With the party conference season upon us, it feels as though something has to change after weeks and weeks of limbo.

Uncertainty over the economic outlook looks set to continue for the time being, but politicians have the opportunity to at least make clear what their policies are, which will help the industry plan for certain eventualities.

This week, Construction News published data from the Construction Products Association setting out three scenarios for the industry over the next three years, dependent on how the economy fares and what action the government takes. It’s the good, the bad and the ugly, if you like, and it makes clear which aspects politicians are most likely to be able to influence.
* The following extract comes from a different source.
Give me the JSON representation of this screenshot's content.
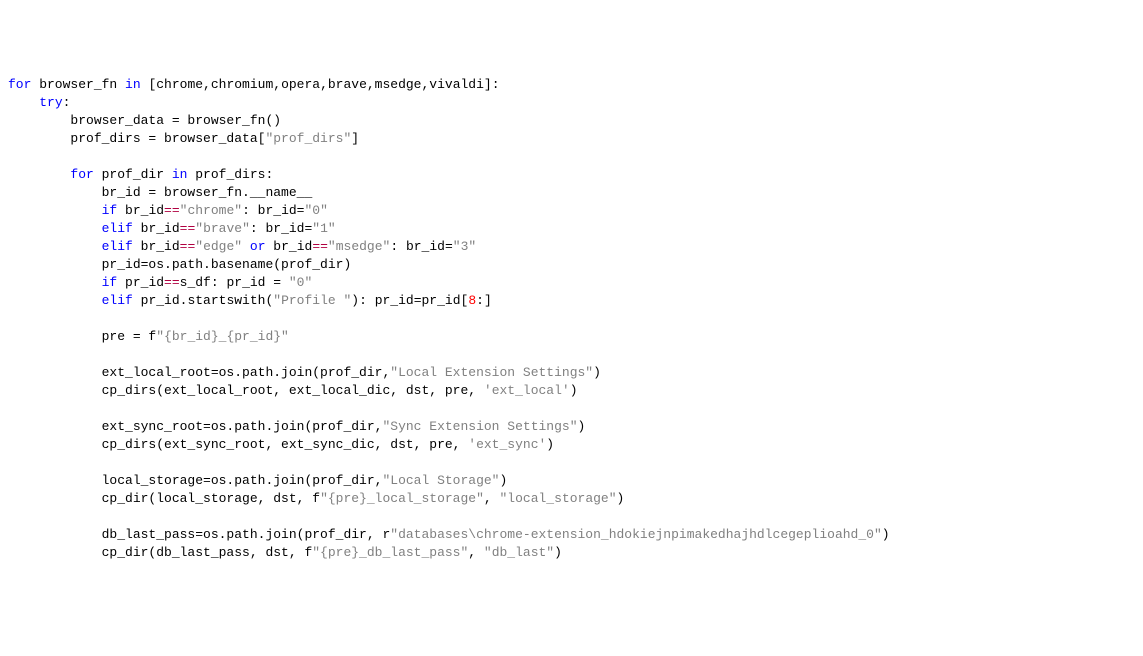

We need to hear clearly from the government what their plans are on infrastructure, on housing and on other public sector investment. Commercial building is likely to suffer to a greater or lesser extent regardless.

But this isn’t all about the government. The unedifying Labour leadership election is now over and the party has a responsibility – not only to its members and Labour voters but to the whole country – to start behaving like an effective opposition.

Labour needs to do more than simply state it would build more houses; it needs to set out how. Not only must Labour have its own policies; it must fulfil its responsibility to hold the government to account.

Whatever the government sets as its policies, they must be subject to scrutiny.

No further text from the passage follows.